The configuration covers these parameter groups:
- Optimization: Learning rate, scheduler type, warmup steps, weight decay, gradient clipping, fused optimizer.
- Algorithm: KL coefficient (beta), clipping bounds (clip_lower, clip_higher), loss function variant (DAPO vs CISPO), KL estimator selection, loss denominator strategy, reference policy update frequency and Polyak averaging coefficient.
- Batch sizing: Per-device batch size, total episodes, number of mini-batches, number of epochs per rollout.
- Distributed training: Number of learners per node, DeepSpeed stage, ZeRO partition group size, sequence parallelism, parameter/optimizer offloading, model gathering strategy.
- Checkpointing: Save frequency, checkpoint state frequency, output directory, HuggingFace Hub upload settings, Google Cloud Storage backup.
- Experiment tracking: W&B project, entity, verbose logging, evaluation intervals.

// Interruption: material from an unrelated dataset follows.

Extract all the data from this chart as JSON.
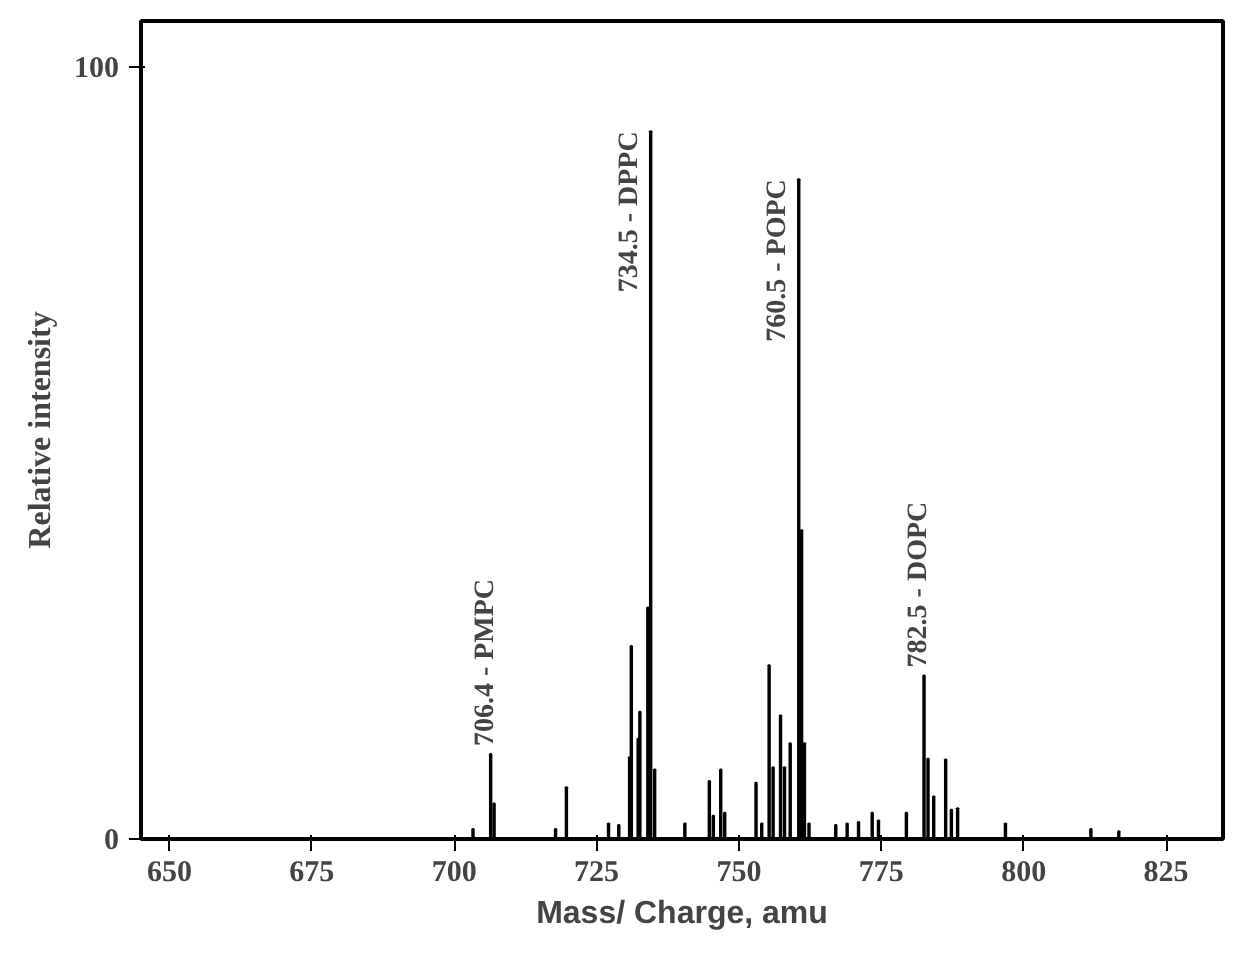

- Infrastructure: Backend timeout, single-GPU debug mode, queue dashboard settings.
Usage
The experiment configuration is typically populated from command-line arguments via a dataclass parser and passed as the central configuration object to all components of the GRPO pipeline. It is the single source of truth for all training hyperparameters.
Theoretical Basis
Key Hyperparameter Relationships
Effective batch size:
effective_batch_size = num_unique_prompts * num_samples_per_prompt
gradient_accumulation = effective_batch_size / (per_device_batch_size * world_size * num_mini_batches)
KL penalty strength:
total_loss = policy_loss + beta * kl_divergence
beta = 0: No KL penalty (pure reward maximization, risk of reward hacking)
beta > 0: Regularization toward reference model
beta too large: Training progress is too slow (policy stuck near reference)
Clipping parameters:
clip_lower = 0.2, clip_higher = 0.2: Standard PPO clipping (symmetric)
clip_lower = 0.2, clip_higher = 0.28: DAPO-style asymmetric (more exploration)
clip_lower = 0.0, clip_higher = 0.28: Extreme asymmetry (only clips upward)
Reference policy update:
ref_policy_update_freq = None: Static reference model (never updated)
ref_policy_update_freq = K: Polyak update every K steps
ref_param = alpha * param + (1 - alpha) * ref_param
alpha = 0.6 (default): Fast tracking of the current policy
alpha = 0.01: Slow tracking (closer to fixed reference)
Loss denominator:
loss_denominator = "token": Standard per-token averaging (most common)
loss_denominator = "1024": Fixed denominator (Dr GRPO style)
Decouples loss magnitude from batch composition
Useful for very variable sequence lengths
Validation Rules
The configuration enforces several invariants:
- Cannot use
use_vllm_logprobswith truncated importance sampling (contradiction). loss_denominatormust be "token" or a positive float.checkpoint_state_dirrequirescheckpoint_state_freq > 0and vice versa.sequence_parallel_size > 1requires DeepSpeed stage 3.load_ref_policy=Falserequiresbeta=0.0.